My analysis of by-elections from 6/9/18 and other thoughts

Readers, the results of British local by-elections from this week were as follows:

Carlisle BC, Denton Holme: Labour 647 (62.5%, +1.4%), Conservative 254 (24.5%, -3.4%), Green 78 (7.5%, -3.5%), UKIP 57 (5.5%). All changes are since May.

Cumbria CC, Denton Holme: Labour 625 (59.1%, -0.9%), Conservative 292 (27.6%, +0.6%), Green 94 (8.9%, +1.9%), UKIP 46 (4.4%, -1.6%).

Fife UA, Inverkeithing & Dalgety Bay (1st preference votes): Conservative 2309 (37.3%, +0.7%), SNP 1741 (28.1%, -2.7%), Labour 744 (12.0%, -4.8%), Liberal Democrats 566 (9.1%, +4.1%), Independent (Collins ) 521 (8.4%), Green 257 (4.2%, +0.7%), Independent (MacIntyre) 40 (0.6%), Libertarian 13 (0.2%). Conservative gain from Labour at stage 8.


Tameside MBC, Ashton Waterloo: Labour 889 (52.5%, -7.1%), Green 448 (26.4%, +11.8%), Conservative 357 (21.1%, -4.7%). All changes are since 2016.

The adverse press and social media coverage the Green Party received last week over issues relating to Aimee Challenor, who has since resigned from the Green Party, did not result in sharp Green Party vote share decreases. In fact, the Green Party increased its vote share in two of the three local by-elections taking place in England, and only suffered an average vote share loss in the other. The Green Party has been gaining considerable traction in Tameside in the last five years, helped by the relative lack of Liberal Democrat activity in this particular borough of Greater Manchester. This result in Ashton Waterloo, where the Green Party made the largest vote share increase since the last local elections in May and took second place from the Conservatives, was also down to problems within Labour. The candidate originally selected by Labour, described as an "inspiring activist" in some quarters, was dropped simply because she still owed council tax at selection time, which did not go down well with Labour voters especially since Ashton under Lyne's Labour vote is of a more traditional type. Given that this May almost all of the Green Party's council seat losses were to Labour (in fact, only one loss was to a different political party, namely the Conservatives in Nuneaton, Warwickshire), the 9.5% swing from Labour to Green is certainly a welcome development for them. The Greens also increased their vote share slightly in Denton Holme even though it was a safely Labour ward. Most of the notable Green Party increases at local by-elections happen when they are almost certain to, or at least in a reasonable position to, win the seat in question.
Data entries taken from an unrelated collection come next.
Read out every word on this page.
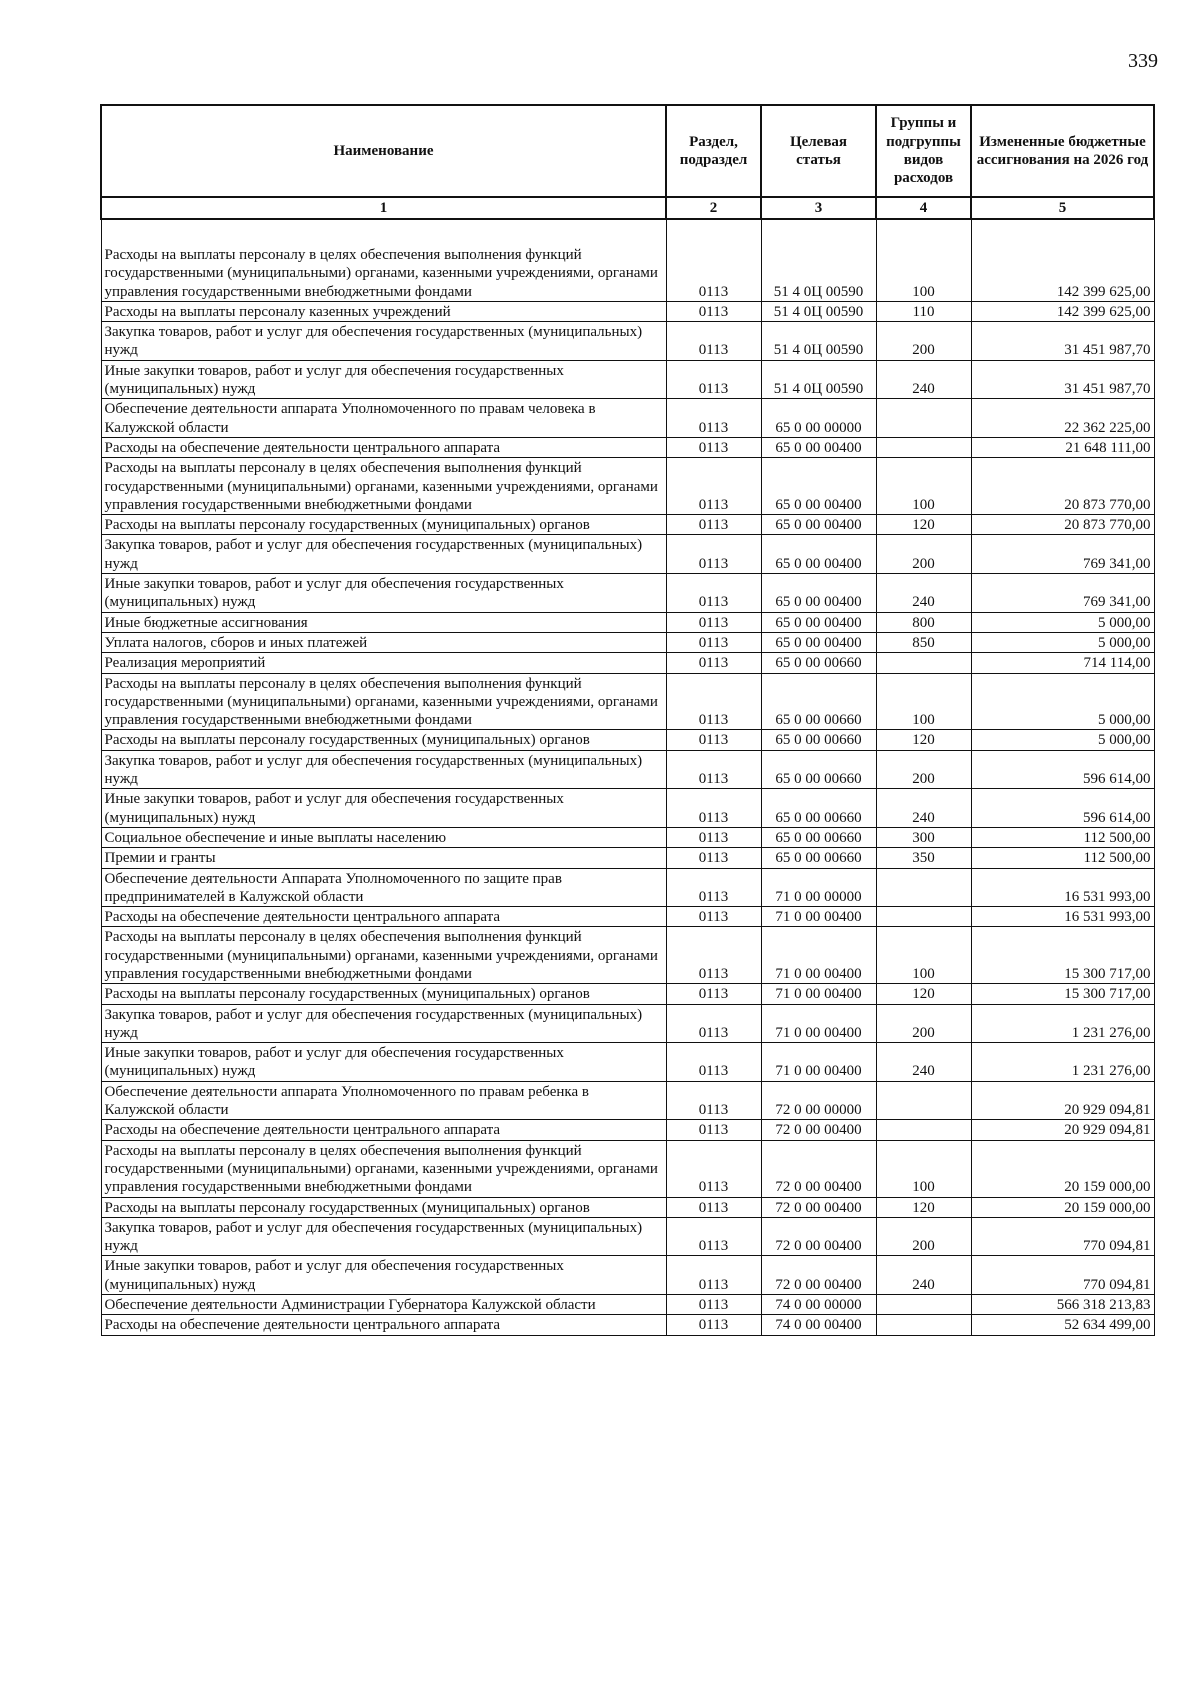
339
Наименование	Раздел, подраздел	Целевая статья	Группы и подгруппы видов расходов	Измененные бюджетные ассигнования на 2026 год
1	2	3	4	5
Расходы на выплаты персоналу в целях обеспечения выполнения функций государственными (муниципальными) органами, казенными учреждениями, органами управления государственными внебюджетными фондами	0113	51 4 0Ц 00590	100	142 399 625,00
Расходы на выплаты персоналу казенных учреждений	0113	51 4 0Ц 00590	110	142 399 625,00
Закупка товаров, работ и услуг для обеспечения государственных (муниципальных) нужд	0113	51 4 0Ц 00590	200	31 451 987,70
Иные закупки товаров, работ и услуг для обеспечения государственных (муниципальных) нужд	0113	51 4 0Ц 00590	240	31 451 987,70
Обеспечение деятельности аппарата Уполномоченного по правам человека в Калужской области	0113	65 0 00 00000		22 362 225,00
Расходы на обеспечение деятельности центрального аппарата	0113	65 0 00 00400		21 648 111,00
Расходы на выплаты персоналу в целях обеспечения выполнения функций государственными (муниципальными) органами, казенными учреждениями, органами управления государственными внебюджетными фондами	0113	65 0 00 00400	100	20 873 770,00
Расходы на выплаты персоналу государственных (муниципальных) органов	0113	65 0 00 00400	120	20 873 770,00
Закупка товаров, работ и услуг для обеспечения государственных (муниципальных) нужд	0113	65 0 00 00400	200	769 341,00
Иные закупки товаров, работ и услуг для обеспечения государственных (муниципальных) нужд	0113	65 0 00 00400	240	769 341,00
Иные бюджетные ассигнования	0113	65 0 00 00400	800	5 000,00
Уплата налогов, сборов и иных платежей	0113	65 0 00 00400	850	5 000,00
Реализация мероприятий	0113	65 0 00 00660		714 114,00
Расходы на выплаты персоналу в целях обеспечения выполнения функций государственными (муниципальными) органами, казенными учреждениями, органами управления государственными внебюджетными фондами	0113	65 0 00 00660	100	5 000,00
Расходы на выплаты персоналу государственных (муниципальных) органов	0113	65 0 00 00660	120	5 000,00
Закупка товаров, работ и услуг для обеспечения государственных (муниципальных) нужд	0113	65 0 00 00660	200	596 614,00
Иные закупки товаров, работ и услуг для обеспечения государственных (муниципальных) нужд	0113	65 0 00 00660	240	596 614,00
Социальное обеспечение и иные выплаты населению	0113	65 0 00 00660	300	112 500,00
Премии и гранты	0113	65 0 00 00660	350	112 500,00
Обеспечение деятельности Аппарата Уполномоченного по защите прав предпринимателей в Калужской области	0113	71 0 00 00000		16 531 993,00
Расходы на обеспечение деятельности центрального аппарата	0113	71 0 00 00400		16 531 993,00
Расходы на выплаты персоналу в целях обеспечения выполнения функций государственными (муниципальными) органами, казенными учреждениями, органами управления государственными внебюджетными фондами	0113	71 0 00 00400	100	15 300 717,00
Расходы на выплаты персоналу государственных (муниципальных) органов	0113	71 0 00 00400	120	15 300 717,00
Закупка товаров, работ и услуг для обеспечения государственных (муниципальных) нужд	0113	71 0 00 00400	200	1 231 276,00
Иные закупки товаров, работ и услуг для обеспечения государственных (муниципальных) нужд	0113	71 0 00 00400	240	1 231 276,00
Обеспечение деятельности аппарата Уполномоченного по правам ребенка в Калужской области	0113	72 0 00 00000		20 929 094,81
Расходы на обеспечение деятельности центрального аппарата	0113	72 0 00 00400		20 929 094,81
Расходы на выплаты персоналу в целях обеспечения выполнения функций государственными (муниципальными) органами, казенными учреждениями, органами управления государственными внебюджетными фондами	0113	72 0 00 00400	100	20 159 000,00
Расходы на выплаты персоналу государственных (муниципальных) органов	0113	72 0 00 00400	120	20 159 000,00
Закупка товаров, работ и услуг для обеспечения государственных (муниципальных) нужд	0113	72 0 00 00400	200	770 094,81
Иные закупки товаров, работ и услуг для обеспечения государственных (муниципальных) нужд	0113	72 0 00 00400	240	770 094,81
Обеспечение деятельности Администрации Губернатора Калужской области	0113	74 0 00 00000		566 318 213,83
Расходы на обеспечение деятельности центрального аппарата	0113	74 0 00 00400		52 634 499,00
Summer is now over and so is the parliamentary recess, but turnouts have not improved much from August, except in the competitive by-election of Inverkeithing & Dalgety Bay, a key commuter area to the Scottish capital of Edinburgh. Since Edinburgh is one of the most expensive cities in the UK to live in, the commuters in this part of Fife are affluent and lean towards the Conservatives, who topped the poll in this ward last year. Unlike many commuter areas personal votes count for a lot in Inverkeithing & Dalgety Bay; Labour were defending this seat but their candidate finished a poor third, lacking the renown of the previous councillor. It reverted to a Conservative-SNP contest which the Conservatives only won in the final stage, helped by them gaining votes that were cast for currently sitting Independent councillors last year. Peter Collins only finished fourth but what is interesting is how evenly his transferable votes were transferred after his elimination at stage 4: 125 to the Conservatives, 110 to the SNP, 73 to Labour, and 107 to the Liberal Democrats.

In other green news, the Democratic Green Party of Rwanda won its first ever seats in Rwanda's Chamber of Deputies, a major breakthrough for the green political movement in Africa. Vote-rigging, bribery, and voter intimidation are frequent in elections of many African countries and Rwanda is no exception, as last year's re-election of long-serving President Paul Kagame with 98.8% of the vote (an absurdly high figure typical of rigged elections) proves.